Si ringrazia lo Staff di Corriere della Calabria per l’immagine pubblicata.

È stato convocato ieri mattina un tavolo tecnico fra Anas e Ministero delle Infrastrutture e dei Trasporti che dovrebbe fare il punto della situazione sulla vicenda «ponti anonimi», sollevata da un’inchiesta di Dataroom che ha scoperto come in Italia esistano centinaia di ponti dei quali non si sa nulla: di chi siano, chi li gestisca, chi ne faccia la manutenzione. L’incontro dovrebbe gettare le basi per risolvere due questioni fondamentali: il quadro normativo e quello finanziario.

Il vuoto legislativo

Esiste un vuoto legislativo da colmare, che al momento non consente ad Anas di intervenire su strutture delle quali è incerta la proprietà, nonostante sovrappassino le strade statali che gestisce (oltre 20 mila chilometri).

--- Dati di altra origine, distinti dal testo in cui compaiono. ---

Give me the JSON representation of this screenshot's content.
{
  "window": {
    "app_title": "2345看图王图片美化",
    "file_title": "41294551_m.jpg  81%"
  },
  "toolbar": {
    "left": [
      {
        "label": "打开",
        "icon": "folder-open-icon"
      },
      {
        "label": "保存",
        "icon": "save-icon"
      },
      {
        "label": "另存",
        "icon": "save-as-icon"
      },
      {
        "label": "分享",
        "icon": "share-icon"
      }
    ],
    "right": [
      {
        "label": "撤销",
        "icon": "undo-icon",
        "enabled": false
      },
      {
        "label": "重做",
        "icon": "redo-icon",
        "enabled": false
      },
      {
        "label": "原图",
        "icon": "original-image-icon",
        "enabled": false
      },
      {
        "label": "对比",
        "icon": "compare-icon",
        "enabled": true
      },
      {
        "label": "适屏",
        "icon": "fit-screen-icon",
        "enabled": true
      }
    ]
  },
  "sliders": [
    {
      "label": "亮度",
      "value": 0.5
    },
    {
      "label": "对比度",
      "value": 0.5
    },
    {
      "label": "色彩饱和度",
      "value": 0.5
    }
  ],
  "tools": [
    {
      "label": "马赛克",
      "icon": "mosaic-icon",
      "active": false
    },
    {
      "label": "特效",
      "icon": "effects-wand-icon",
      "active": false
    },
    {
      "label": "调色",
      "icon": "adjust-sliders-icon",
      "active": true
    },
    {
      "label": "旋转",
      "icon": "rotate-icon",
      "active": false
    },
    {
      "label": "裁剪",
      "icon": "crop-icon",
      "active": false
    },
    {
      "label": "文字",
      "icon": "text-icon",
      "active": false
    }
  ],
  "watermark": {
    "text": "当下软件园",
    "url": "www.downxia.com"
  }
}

E ciò anche in presenza di eventuali situazioni di pericolo, creando così uno stallo che non risolve i problemi contingenti dei ponti «abbandonati» sui quali non viene fatta la manutenzione. Se Anas decidesse di intervenire motu proprio si esporrebbe infatti al rischio di apertura di essere indagata dalla Corte dei Conti per aver speso del denaro pubblico su un’opera non sua.

Il nodo finanziario

Al di là della formulazione normativa da individuare, che consenta di operare in caso di necessità, c’è poi da risolvere il nodo finanziario. Chi paga gli interventi? Servono soldi e tanti. Si tratta dunque di individuare delle poste di bilancio dalle quali attingere queste risorse. Denari che dovranno coprire anche le aumentate spese di monitoraggio della rete.

Il programma di monitoraggio

Contemporaneamente all’avvio del tavolo tecnico, è iniziato infatti in gran fretta un programma di monitoraggio dei ponti italiani «senza padrone» che dovrebbe chiudersi a fine marzo. Ricordiamo che il tutto nasce da una lettera scritta dall’ex amministratore delegato di Anas, Gianni Vittorio Armani, proprio prima di andarsene dalla società pubblica di gestione di strade e autostrade (oggi 30 mila chilometri, 27 mila nel 2017).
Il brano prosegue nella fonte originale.